More importantly, this deep coupling provides China's AI development with robust data foundations and rapid feedback loops. The massive, multidimensional, and high-quality data generated by industrial scenarios serves as invaluable fuel for training and optimizing AI models, while real-time feedback from industrial production swiftly validates the practical effectiveness of AI solutions.
This path, which originates from demand and culminates in application, renders China's AI development more resilient and sustainable, eschewing mere technological showmanship and truly taking root in the fertile soil of the real economy. This constructs a formidable and difficult-to-replicate barrier in the global AI competition.
04. Conclusion
In summary, China's AI breakthrough is no mere accident but stems from structural advantages in energy costs, the computing power revolution ushered in by MoE architecture, and the vast application scenarios provided by the real economy.

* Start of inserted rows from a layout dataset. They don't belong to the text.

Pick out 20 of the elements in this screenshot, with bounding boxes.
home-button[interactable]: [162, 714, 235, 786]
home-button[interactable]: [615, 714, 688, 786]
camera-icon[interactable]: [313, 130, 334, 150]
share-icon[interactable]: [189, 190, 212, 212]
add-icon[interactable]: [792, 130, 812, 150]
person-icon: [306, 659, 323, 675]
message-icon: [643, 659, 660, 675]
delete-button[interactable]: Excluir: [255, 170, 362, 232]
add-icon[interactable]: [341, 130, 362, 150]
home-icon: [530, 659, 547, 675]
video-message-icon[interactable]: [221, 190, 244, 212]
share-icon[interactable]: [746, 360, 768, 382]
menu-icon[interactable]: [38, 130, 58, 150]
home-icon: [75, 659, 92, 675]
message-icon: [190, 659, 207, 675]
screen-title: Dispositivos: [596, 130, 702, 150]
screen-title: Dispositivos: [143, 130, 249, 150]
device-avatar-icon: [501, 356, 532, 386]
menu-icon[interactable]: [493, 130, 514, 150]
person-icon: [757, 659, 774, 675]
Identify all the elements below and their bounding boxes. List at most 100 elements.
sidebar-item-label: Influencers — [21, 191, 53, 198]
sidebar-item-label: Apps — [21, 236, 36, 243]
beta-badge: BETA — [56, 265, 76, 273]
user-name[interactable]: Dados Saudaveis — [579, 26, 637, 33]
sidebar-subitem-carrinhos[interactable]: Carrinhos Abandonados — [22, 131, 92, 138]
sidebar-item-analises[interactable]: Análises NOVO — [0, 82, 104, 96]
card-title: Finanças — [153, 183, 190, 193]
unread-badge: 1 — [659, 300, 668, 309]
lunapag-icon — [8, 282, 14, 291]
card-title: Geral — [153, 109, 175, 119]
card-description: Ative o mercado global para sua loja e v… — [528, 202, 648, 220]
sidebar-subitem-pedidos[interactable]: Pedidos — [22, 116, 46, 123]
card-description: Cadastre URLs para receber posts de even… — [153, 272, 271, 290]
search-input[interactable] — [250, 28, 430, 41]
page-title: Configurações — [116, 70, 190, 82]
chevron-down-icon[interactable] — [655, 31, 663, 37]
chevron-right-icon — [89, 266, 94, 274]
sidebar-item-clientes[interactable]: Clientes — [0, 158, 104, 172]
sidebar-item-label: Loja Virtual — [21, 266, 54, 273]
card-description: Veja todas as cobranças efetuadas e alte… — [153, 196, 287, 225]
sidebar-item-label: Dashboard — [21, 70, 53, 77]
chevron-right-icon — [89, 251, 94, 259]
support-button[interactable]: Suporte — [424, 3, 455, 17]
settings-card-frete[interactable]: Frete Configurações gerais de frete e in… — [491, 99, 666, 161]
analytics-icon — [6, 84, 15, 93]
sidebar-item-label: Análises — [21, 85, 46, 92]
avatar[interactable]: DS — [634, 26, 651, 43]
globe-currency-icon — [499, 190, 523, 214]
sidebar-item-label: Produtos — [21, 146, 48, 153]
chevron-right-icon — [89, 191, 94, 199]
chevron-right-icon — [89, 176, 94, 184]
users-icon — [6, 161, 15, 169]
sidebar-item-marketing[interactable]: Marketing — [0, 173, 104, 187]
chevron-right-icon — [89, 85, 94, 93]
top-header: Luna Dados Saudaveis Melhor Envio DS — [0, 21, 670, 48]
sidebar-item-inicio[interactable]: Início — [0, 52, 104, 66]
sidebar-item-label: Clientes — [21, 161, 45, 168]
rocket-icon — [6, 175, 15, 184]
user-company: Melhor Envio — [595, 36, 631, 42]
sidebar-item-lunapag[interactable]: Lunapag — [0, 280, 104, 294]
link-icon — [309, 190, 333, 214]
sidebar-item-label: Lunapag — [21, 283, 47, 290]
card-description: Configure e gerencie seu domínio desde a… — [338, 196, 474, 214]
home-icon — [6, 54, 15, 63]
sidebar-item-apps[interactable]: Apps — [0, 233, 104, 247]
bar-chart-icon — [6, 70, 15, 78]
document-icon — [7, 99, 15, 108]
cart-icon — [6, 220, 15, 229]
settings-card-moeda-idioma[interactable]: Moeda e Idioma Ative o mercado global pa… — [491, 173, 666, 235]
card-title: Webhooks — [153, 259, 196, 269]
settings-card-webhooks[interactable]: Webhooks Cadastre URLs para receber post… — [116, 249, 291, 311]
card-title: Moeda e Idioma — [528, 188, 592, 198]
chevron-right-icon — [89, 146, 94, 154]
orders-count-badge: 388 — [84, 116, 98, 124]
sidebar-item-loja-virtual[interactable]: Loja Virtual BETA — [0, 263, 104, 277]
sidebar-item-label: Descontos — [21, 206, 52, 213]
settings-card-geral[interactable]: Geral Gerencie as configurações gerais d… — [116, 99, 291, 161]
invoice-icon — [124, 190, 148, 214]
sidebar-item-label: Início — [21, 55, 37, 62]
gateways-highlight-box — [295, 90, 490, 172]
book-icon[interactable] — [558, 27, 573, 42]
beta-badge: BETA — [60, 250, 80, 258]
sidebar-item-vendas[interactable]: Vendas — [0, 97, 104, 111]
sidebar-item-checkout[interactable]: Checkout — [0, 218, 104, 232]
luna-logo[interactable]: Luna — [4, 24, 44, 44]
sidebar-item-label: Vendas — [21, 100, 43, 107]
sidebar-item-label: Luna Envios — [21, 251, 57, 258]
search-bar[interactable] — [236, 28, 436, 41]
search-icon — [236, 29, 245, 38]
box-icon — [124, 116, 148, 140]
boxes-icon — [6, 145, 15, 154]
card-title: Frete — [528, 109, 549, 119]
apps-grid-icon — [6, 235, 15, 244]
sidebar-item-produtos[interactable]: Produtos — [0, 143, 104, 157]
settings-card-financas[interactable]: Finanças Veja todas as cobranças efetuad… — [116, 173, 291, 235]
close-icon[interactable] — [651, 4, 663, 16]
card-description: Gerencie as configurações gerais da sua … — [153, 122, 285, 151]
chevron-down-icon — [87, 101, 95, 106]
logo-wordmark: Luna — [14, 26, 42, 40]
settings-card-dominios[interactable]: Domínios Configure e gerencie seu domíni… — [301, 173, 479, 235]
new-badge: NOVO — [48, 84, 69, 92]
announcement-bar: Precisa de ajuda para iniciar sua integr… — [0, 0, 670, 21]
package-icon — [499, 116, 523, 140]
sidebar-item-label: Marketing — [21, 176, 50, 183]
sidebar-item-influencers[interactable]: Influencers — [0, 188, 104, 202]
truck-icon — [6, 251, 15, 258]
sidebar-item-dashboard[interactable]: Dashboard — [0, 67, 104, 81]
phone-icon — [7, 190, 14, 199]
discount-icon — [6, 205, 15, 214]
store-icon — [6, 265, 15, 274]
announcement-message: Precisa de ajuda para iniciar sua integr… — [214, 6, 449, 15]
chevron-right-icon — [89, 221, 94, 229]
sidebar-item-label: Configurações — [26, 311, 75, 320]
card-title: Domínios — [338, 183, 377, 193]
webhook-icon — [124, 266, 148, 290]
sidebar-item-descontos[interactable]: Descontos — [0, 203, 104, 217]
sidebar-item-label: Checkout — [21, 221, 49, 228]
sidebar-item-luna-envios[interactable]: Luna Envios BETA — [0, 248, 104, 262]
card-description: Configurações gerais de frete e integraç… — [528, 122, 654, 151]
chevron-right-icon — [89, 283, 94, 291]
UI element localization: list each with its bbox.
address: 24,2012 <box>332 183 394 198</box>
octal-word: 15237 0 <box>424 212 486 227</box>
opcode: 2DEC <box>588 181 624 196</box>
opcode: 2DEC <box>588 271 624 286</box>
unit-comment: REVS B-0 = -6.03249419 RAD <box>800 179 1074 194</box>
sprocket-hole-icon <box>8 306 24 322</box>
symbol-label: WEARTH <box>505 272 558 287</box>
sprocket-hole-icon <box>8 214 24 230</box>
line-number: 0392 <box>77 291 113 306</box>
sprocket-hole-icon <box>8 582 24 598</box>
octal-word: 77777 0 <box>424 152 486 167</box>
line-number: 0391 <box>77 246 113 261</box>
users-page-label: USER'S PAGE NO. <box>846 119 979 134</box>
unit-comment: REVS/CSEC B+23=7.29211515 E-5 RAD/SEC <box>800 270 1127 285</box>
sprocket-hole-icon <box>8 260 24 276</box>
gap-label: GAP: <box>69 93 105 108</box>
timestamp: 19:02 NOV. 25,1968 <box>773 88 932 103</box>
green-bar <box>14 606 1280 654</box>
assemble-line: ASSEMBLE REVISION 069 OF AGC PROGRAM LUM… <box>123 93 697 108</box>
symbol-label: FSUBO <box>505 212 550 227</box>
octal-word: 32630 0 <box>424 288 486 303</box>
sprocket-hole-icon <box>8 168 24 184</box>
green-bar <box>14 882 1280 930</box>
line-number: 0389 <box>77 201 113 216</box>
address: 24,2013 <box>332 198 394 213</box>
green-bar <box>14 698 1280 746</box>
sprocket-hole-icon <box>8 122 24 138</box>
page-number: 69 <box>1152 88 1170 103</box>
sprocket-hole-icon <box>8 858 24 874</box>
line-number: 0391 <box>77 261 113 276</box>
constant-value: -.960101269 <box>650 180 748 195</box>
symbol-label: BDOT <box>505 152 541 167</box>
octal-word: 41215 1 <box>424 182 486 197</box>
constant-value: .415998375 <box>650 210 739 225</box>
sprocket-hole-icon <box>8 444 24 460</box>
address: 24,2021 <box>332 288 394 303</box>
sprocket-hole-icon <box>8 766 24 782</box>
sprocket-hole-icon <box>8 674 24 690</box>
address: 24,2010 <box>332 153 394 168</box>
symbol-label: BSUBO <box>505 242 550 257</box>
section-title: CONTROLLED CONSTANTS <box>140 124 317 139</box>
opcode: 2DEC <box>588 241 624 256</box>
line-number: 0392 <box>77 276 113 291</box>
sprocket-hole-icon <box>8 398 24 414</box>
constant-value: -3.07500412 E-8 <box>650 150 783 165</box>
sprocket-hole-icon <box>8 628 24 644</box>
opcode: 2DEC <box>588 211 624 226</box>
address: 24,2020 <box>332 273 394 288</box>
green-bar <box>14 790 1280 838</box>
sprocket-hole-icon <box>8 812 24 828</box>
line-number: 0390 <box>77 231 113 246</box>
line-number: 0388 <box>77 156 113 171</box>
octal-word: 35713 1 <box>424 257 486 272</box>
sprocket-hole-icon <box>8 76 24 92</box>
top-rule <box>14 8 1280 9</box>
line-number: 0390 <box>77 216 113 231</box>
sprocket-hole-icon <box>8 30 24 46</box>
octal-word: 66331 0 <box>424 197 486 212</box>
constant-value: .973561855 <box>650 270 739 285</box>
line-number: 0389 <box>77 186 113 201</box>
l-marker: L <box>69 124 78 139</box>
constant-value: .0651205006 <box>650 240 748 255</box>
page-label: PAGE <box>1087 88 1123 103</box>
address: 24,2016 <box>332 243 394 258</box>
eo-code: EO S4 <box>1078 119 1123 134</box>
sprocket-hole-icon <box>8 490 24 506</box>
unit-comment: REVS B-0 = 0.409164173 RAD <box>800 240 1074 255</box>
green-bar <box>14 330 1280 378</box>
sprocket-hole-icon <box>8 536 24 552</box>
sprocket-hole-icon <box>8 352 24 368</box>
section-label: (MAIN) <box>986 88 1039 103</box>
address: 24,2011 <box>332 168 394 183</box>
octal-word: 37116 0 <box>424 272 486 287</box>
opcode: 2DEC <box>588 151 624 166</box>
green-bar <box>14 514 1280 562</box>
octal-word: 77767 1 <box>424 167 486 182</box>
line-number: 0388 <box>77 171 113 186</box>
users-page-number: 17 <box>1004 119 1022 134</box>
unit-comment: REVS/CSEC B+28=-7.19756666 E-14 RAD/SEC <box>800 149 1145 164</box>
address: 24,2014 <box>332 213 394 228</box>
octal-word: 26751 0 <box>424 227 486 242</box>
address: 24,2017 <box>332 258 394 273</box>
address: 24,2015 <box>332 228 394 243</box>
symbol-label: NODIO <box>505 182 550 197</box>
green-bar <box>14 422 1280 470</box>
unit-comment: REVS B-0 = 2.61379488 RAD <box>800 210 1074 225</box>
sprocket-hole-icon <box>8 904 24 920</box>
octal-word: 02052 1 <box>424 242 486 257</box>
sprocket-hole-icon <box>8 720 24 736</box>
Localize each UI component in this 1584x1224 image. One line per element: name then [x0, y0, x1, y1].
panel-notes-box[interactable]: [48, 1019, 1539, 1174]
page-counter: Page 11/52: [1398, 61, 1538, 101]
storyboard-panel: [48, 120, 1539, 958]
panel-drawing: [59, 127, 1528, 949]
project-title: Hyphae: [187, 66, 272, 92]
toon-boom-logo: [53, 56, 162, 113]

This represents a systematic breakthrough spanning from underlying infrastructure to top-tier application ecosystems.
When U.S. developers opt for Chinese models through their Token consumption, they are not merely selecting a one-tenth usage cost but also an innovation ecosystem capable of rapidly implementing technologies and refining them through real-world scenarios.
The initial ascent of domestic models may just be the prologue. In this long-distance race propelled by energy, algorithms, and industry, China's AI is forging its own path and setting its own rules.